Horsford Visits Pahrump to Address Rural Veterans Health, Workforce Concerns
Rep. Steven Horsford met veterans in Pahrump on March 10, hearing firsthand how Nye County's roughly 17,000 veterans share just two veterans service officers.

Rep. Steven Horsford pulled up a chair at Great Basin College's Pahrump Valley Campus on March 10 and spent a little over an hour listening to veterans describe a rural health care system stretched thin: too few providers, too little access to mental health and diagnostic services, and specialty appointments that require driving hours out of the county.
The picture veterans painted was stark. Horsford's office cited a shortage of Veteran Service Officers and limited access to diagnostic and mental health services among the central concerns raised at the roundtable. An AI-generated summary published by Quiver Quantitative, which carries an explicit disclaimer that it may contain errors and should be independently verified, put a specific number to the staffing gap: approximately two Veteran Service Officers serving a veteran population of roughly 17,000 in Nye County, with appointment delays stretching up to 60 days. Neither Horsford's official press release nor the Pahrump Valley Times independently confirmed those figures in their published accounts.
"Our veterans who have sacrificed so much for this country should be able to access reliable and timely care," Horsford said in a statement released the same day as the meeting. "Instead, many are faced with driving hours away or waiting months just to receive the services they need. There is a shortage of Veteran Service Officers and limited access to diagnostic services and mental health providers. One thing is clear: veterans in rural communities like Pahrump and across Nye County need better access to care."

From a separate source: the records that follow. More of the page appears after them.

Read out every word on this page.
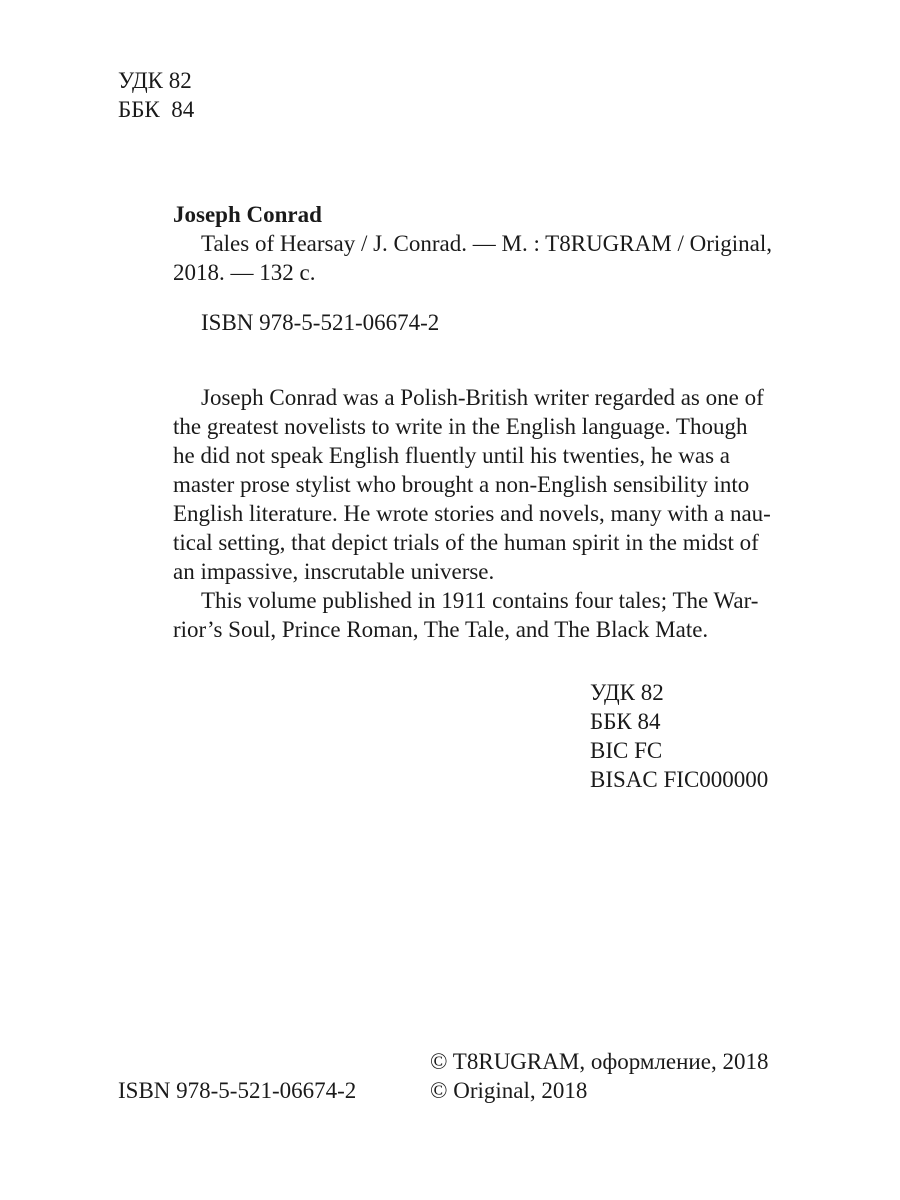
УДК 82
ББК  84
Joseph Conrad
Tales of Hearsay / J. Conrad. — M. : T8RUGRAM / Original,
2018. — 132 c.
ISBN 978-5-521-06674-2
Joseph Conrad was a Polish-British writer regarded as one of
the greatest novelists to write in the English language. Though
he did not speak English fluently until his twenties, he was a
master prose stylist who brought a non-English sensibility into
English literature. He wrote stories and novels, many with a nau-
tical setting, that depict trials of the human spirit in the midst of
an impassive, inscrutable universe.
This volume published in 1911 contains four tales; The War-
rior’s Soul, Prince Roman, The Tale, and The Black Mate.
УДК 82
ББК 84
BIC FC
BISAC FIC000000
ISBN 978-5-521-06674-2
© T8RUGRAM, оформление, 2018
© Original, 2018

The discussion at Great Basin College drew a cross-section of Pahrump's civic and educational community. Attendees included Doré Foskey of Pahrump's Martin Luther King Foundation; Great Basin College Director of the Social Work Program Laura Debenham; Human Services Professor Oscar Sida; Vice President of Finance and Operations John Evans; Pahrump Community Library Director Kim Thomas; Library Board Trustee Ann Underdahl; and NyE Communities Coalition CEO Stacy Smith.

The conversation ranged beyond veterans' health care into workforce development and education, areas Horsford said he came specifically to learn about. "Being able to hear directly from educators and students, from school officials about the needs here in the community, what's working, what needs improvement, is why I'm here," he said after the roundtable concluded. He told the Pahrump Valley Times he was leaving with sharper focus: "I'm going away with even better insight on what we need to be doing to help promote education and workforce development in Pahrump."
Following the meeting, Horsford said his office will work with the Department of Veterans Affairs to address the concerns raised and identify solutions to improve care access in rural communities. No specific proposals, funding commitments, or timelines were announced. Key questions remain unanswered, including how many providers are currently accepting new veteran patients in Nye County, whether telehealth expansion is under consideration, and what concrete steps Horsford's office will take before any follow-up visit. The Nye County veterans' services office and the VA's regional office have not yet released public responses to the concerns raised at the roundtable.